Réplica: Constitucionalidades e custeio do piso nacional da enfermagem

Por fevereiro 14, 2023Artigos

No último dia 3, o diretor jurídico da Confederação Nacional de Saúde publicou artigo neste espaço, classificando o piso nacional da enfermagem como inconstitucional e carecedor de fonte de custeio. Em sua visão, a Emenda Constitucional 127/22 (EC 127/22) “não desatou o nó do custeio ao direcionar para tal fim recursos do superávit financeiro de fundos públicos e do Fundo Social do Pré-Sal”.

Além disso, o autor aponta a suposta ausência de indicação de fontes de recursos ou compensações para estabelecimentos de saúde privada com fins lucrativos como óbice para implementação do piso, mesmo diante da solução proposta pela EC 127/22, que alcança apenas o SUS e os estabelecimentos que direcionam, no mínimo, 60% de sua atividade ao SUS.

Como autor da lei que concede a enfermeiros, técnicos, auxiliares e parteiras a dignidade salarial já determinada pela Constituição Federal, faço uso do mesmo espaço para apresentar à comunidade jurídica a nítida constitucionalidade da norma.

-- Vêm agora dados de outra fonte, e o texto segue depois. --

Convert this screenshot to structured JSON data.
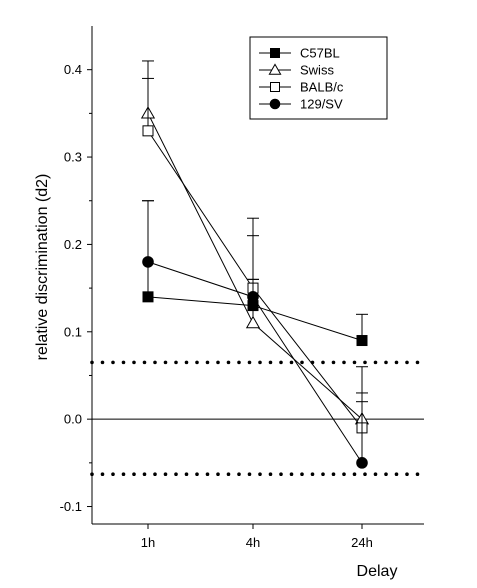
{
  "chart_data": {
    "type": "line",
    "xlabel": "Delay",
    "ylabel": "relative discrimination (d2)",
    "categories": [
      "1h",
      "4h",
      "24h"
    ],
    "ylim": [
      -0.12,
      0.45
    ],
    "yticks": [
      -0.1,
      0.0,
      0.1,
      0.2,
      0.3,
      0.4
    ],
    "ytick_labels": [
      "-0.1",
      "0.0",
      "0.1",
      "0.2",
      "0.3",
      "0.4"
    ],
    "grid": false,
    "legend": {
      "placement": "top-right"
    },
    "reference_lines": [
      {
        "y": 0.0,
        "style": "solid"
      },
      {
        "y": 0.065,
        "style": "dotted"
      },
      {
        "y": -0.063,
        "style": "dotted"
      }
    ],
    "series": [
      {
        "name": "C57BL",
        "marker": "square-filled",
        "values": [
          0.14,
          0.13,
          0.09
        ],
        "errors": [
          0.25,
          0.16,
          0.12
        ]
      },
      {
        "name": "Swiss",
        "marker": "triangle-open",
        "values": [
          0.35,
          0.11,
          0.0
        ],
        "errors": [
          0.41,
          0.21,
          0.06
        ]
      },
      {
        "name": "BALB/c",
        "marker": "square-open",
        "values": [
          0.33,
          0.15,
          -0.01
        ],
        "errors": [
          0.39,
          0.23,
          0.03
        ]
      },
      {
        "name": "129/SV",
        "marker": "circle-filled",
        "values": [
          0.18,
          0.14,
          -0.05
        ],
        "errors": [
          0.25,
          0.16,
          0.02
        ]
      }
    ]
  }
}
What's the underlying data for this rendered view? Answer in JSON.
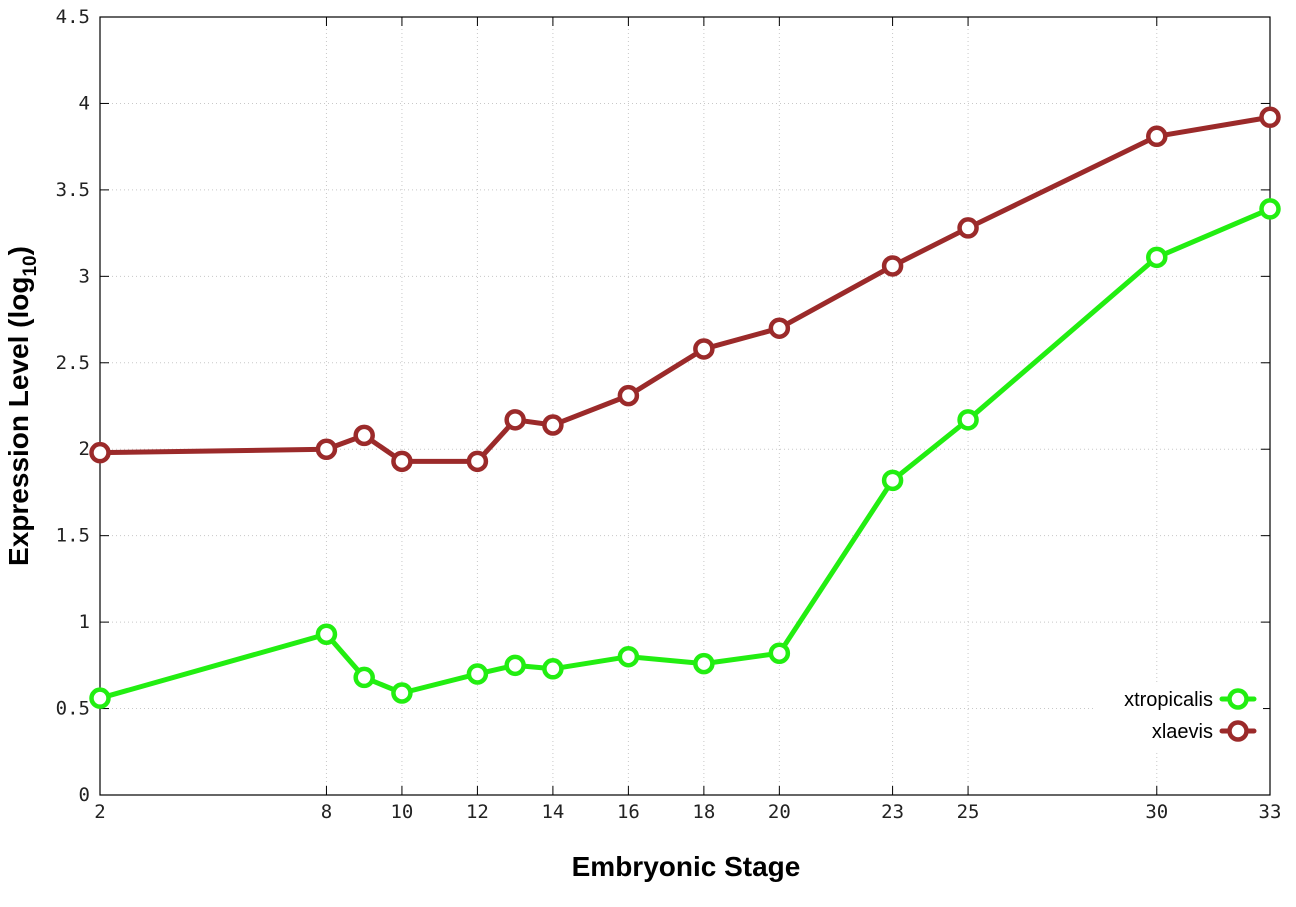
{
  "chart_data": {
    "type": "line",
    "xlabel": "Embryonic Stage",
    "ylabel": "Expression Level (log",
    "ylabel_subscript": "10",
    "ylabel_close": ")",
    "x_ticks": [
      2,
      8,
      10,
      12,
      14,
      16,
      18,
      20,
      23,
      25,
      30,
      33
    ],
    "x_tick_labels": [
      "2",
      "8",
      "10",
      "12",
      "14",
      "16",
      "18",
      "20",
      "23",
      "25",
      "30",
      "33"
    ],
    "y_ticks": [
      0,
      0.5,
      1,
      1.5,
      2,
      2.5,
      3,
      3.5,
      4,
      4.5
    ],
    "y_tick_labels": [
      "0",
      "0.5",
      "1",
      "1.5",
      "2",
      "2.5",
      "3",
      "3.5",
      "4",
      "4.5"
    ],
    "xlim": [
      2,
      33
    ],
    "ylim": [
      0,
      4.5
    ],
    "grid": true,
    "legend_position": "bottom-right",
    "x": [
      2,
      8,
      9,
      10,
      12,
      13,
      14,
      16,
      18,
      20,
      23,
      25,
      30,
      33
    ],
    "series": [
      {
        "name": "xtropicalis",
        "color": "#22ee11",
        "values": [
          0.56,
          0.93,
          0.68,
          0.59,
          0.7,
          0.75,
          0.73,
          0.8,
          0.76,
          0.82,
          1.82,
          2.17,
          3.11,
          3.39
        ]
      },
      {
        "name": "xlaevis",
        "color": "#9b2a2a",
        "values": [
          1.98,
          2.0,
          2.08,
          1.93,
          1.93,
          2.17,
          2.14,
          2.31,
          2.58,
          2.7,
          3.06,
          3.28,
          3.81,
          3.92
        ]
      }
    ]
  }
}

Assim, veremos que a compatibilidade entre o piso salarial da enfermagem e o texto constitucional se dá tanto do ponto de vista material – que não foi objeto de análise no aludido artigo do representante da CNS – quanto do ponto de vista de custeio – cuja resposta já foi indicada pelo próprio autor em seu texto.

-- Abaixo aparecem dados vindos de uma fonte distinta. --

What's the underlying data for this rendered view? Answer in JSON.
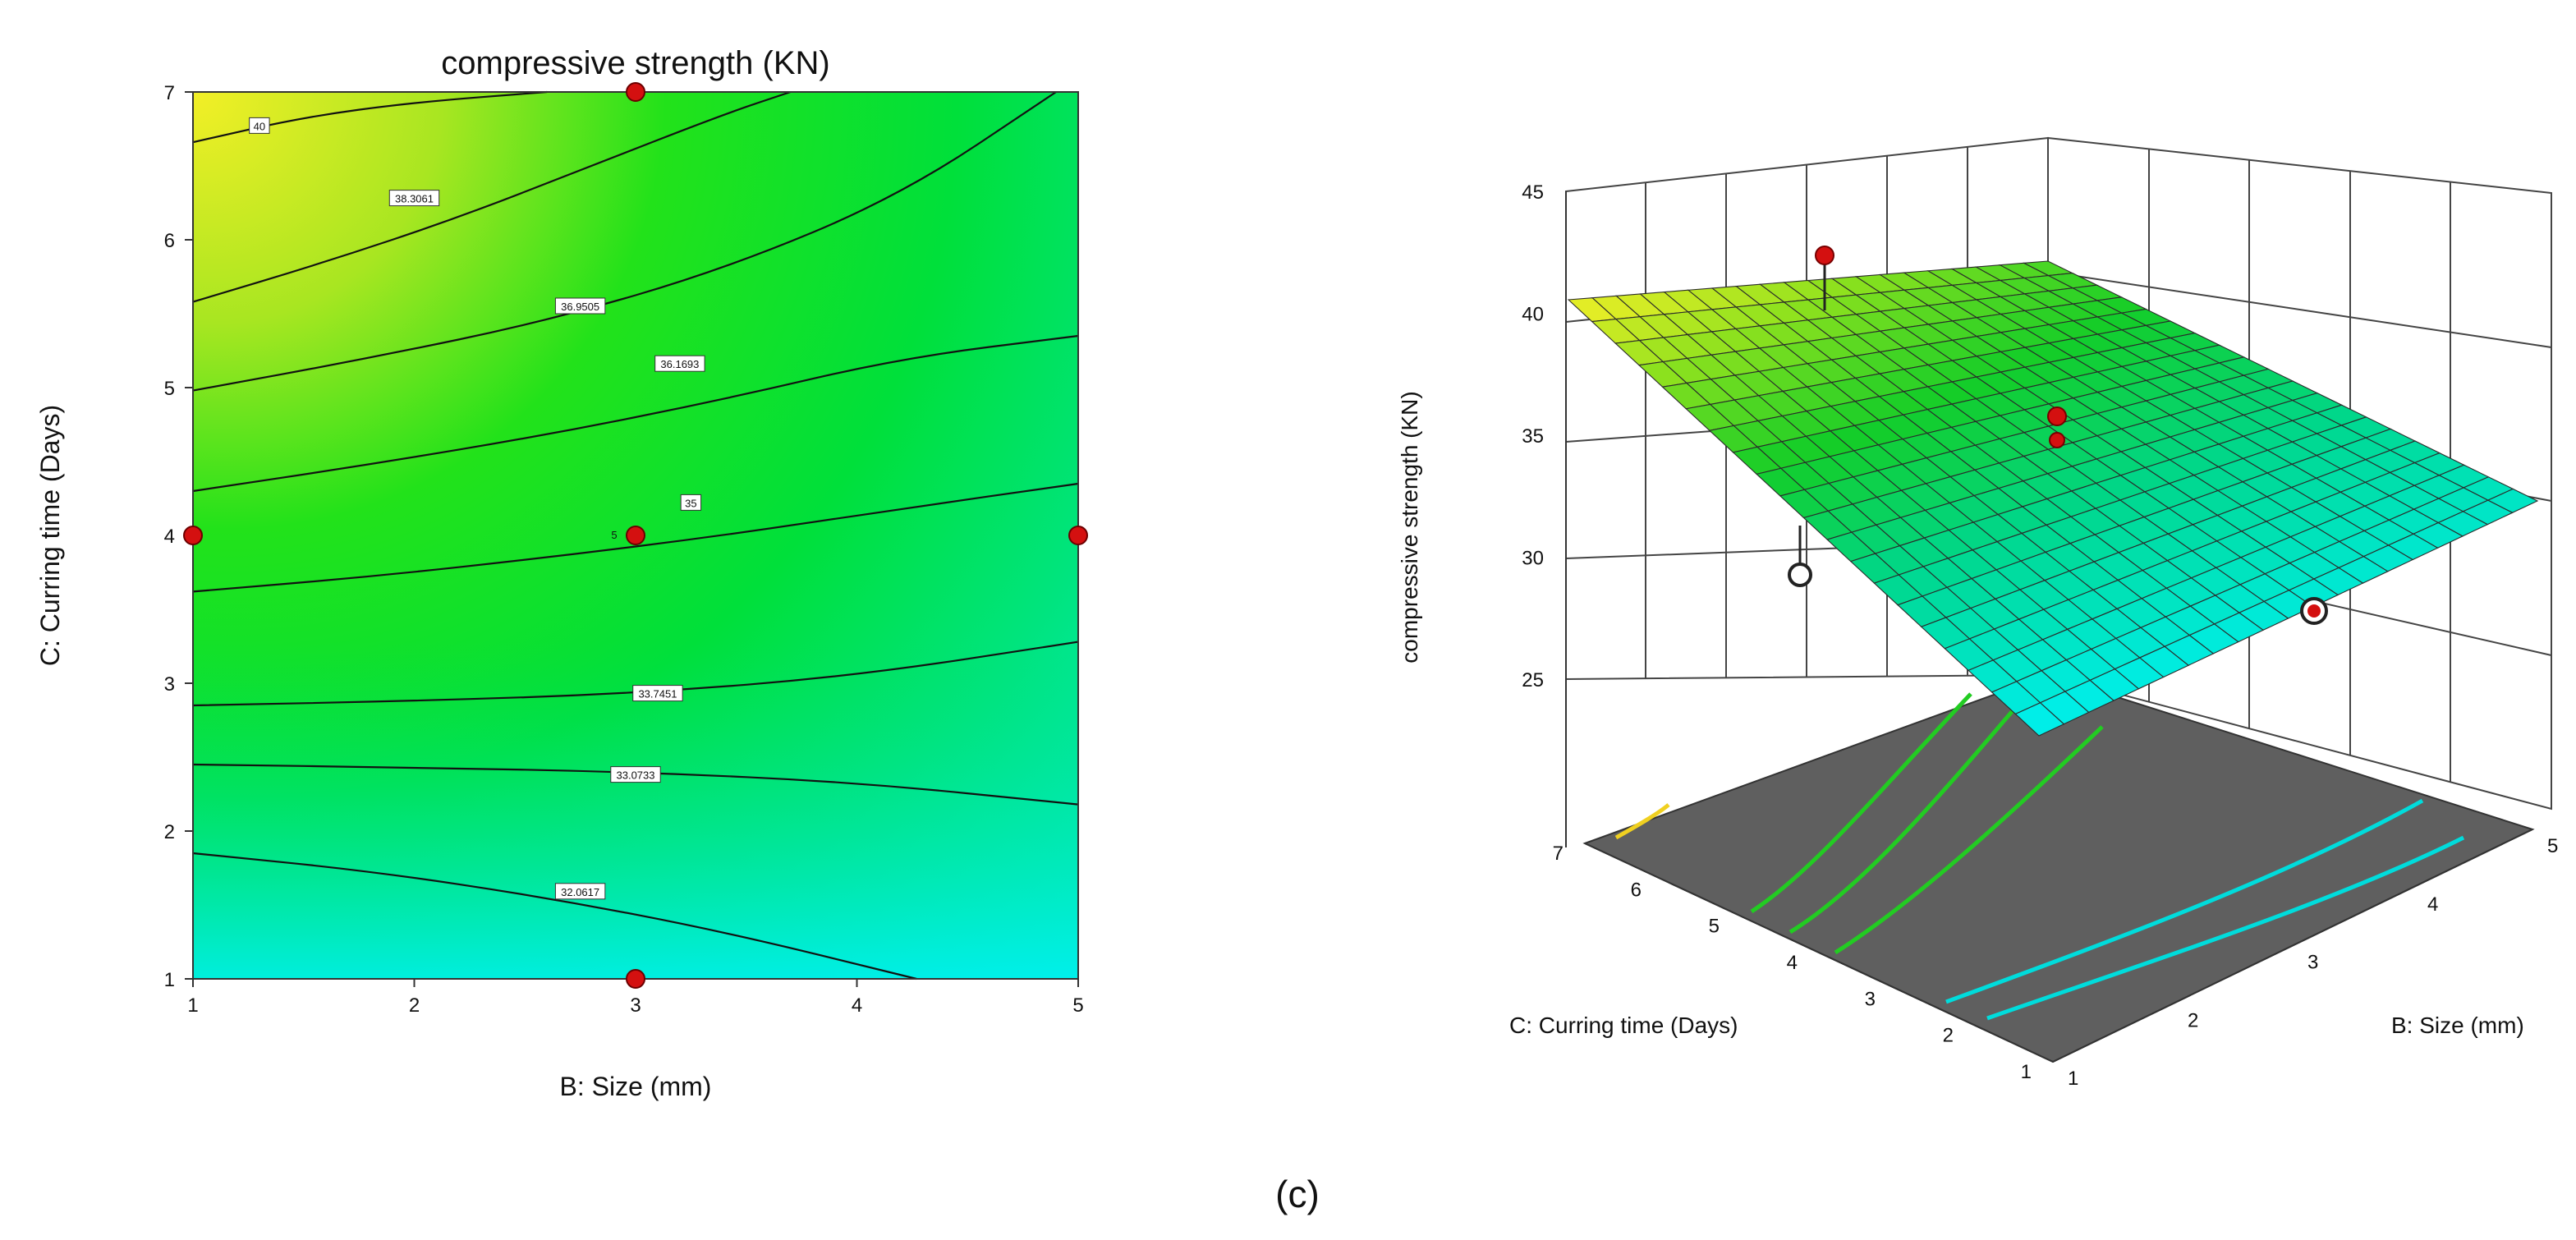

Em relação ao impacto orçamentário e financeiro, os superávits dos fundos públicos apontados pela EC 127/22 já somaram R$ 20 bilhões em 2022, suficientes para cobrir o impacto estimado em R$ 16 bilhões dos aumentos oriundos da aplicação do piso nacional da enfermagem. Já o Fundo Social, instituído pela Lei 10.352/2010, recebeu mais de R$ 21 bilhões em 2021, provenientes de recursos da exploração de petróleo. Não há, portanto, obstáculo sob a ótica orçamentária que impeça a imediata aplicação da norma.

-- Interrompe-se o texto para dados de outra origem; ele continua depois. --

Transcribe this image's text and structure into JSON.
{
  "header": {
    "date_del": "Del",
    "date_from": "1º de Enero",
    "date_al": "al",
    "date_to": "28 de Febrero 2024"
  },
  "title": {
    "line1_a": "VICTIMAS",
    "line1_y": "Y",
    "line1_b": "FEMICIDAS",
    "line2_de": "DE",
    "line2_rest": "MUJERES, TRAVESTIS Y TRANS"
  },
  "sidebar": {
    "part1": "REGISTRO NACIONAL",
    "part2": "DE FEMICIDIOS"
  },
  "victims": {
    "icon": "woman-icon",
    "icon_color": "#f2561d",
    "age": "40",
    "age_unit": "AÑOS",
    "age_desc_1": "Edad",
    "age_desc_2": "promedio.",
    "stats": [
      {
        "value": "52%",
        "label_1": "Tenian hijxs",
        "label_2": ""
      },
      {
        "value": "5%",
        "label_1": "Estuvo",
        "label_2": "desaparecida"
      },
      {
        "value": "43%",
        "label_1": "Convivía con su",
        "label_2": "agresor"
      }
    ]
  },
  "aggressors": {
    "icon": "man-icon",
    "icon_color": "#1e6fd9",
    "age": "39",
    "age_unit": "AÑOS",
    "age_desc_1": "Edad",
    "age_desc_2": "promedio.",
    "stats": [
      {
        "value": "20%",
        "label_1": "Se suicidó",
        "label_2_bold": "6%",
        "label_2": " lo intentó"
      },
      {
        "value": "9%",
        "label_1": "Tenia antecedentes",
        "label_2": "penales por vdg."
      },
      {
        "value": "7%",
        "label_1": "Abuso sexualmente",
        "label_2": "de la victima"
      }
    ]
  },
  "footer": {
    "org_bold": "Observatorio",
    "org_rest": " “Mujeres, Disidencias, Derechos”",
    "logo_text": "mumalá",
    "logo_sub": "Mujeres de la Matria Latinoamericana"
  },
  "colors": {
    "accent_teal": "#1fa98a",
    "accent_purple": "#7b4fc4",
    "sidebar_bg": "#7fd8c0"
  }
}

Ainda no aspecto formal, vale lembrar o posicionamento do Supremo Tribunal Federal (STF) no âmbito da Ação Direta de Inconstitucionalidade 4167, que declarou a constitucionalidade da norma federal que fixou o piso salarial dos professores da educação básica.

Mais do que isso, sobram fundamentos materiais que tornam a aplicação do piso impositiva – tanto para servidores públicos quanto para trabalhadores do setor privado. Dentre os diversos motivos, é evidente a necessidade de materialização do reconhecimento dos profissionais, que, durante o longo período da pandemia da Covid-19, foram incansáveis na defesa da vida e da saúde dos brasileiros.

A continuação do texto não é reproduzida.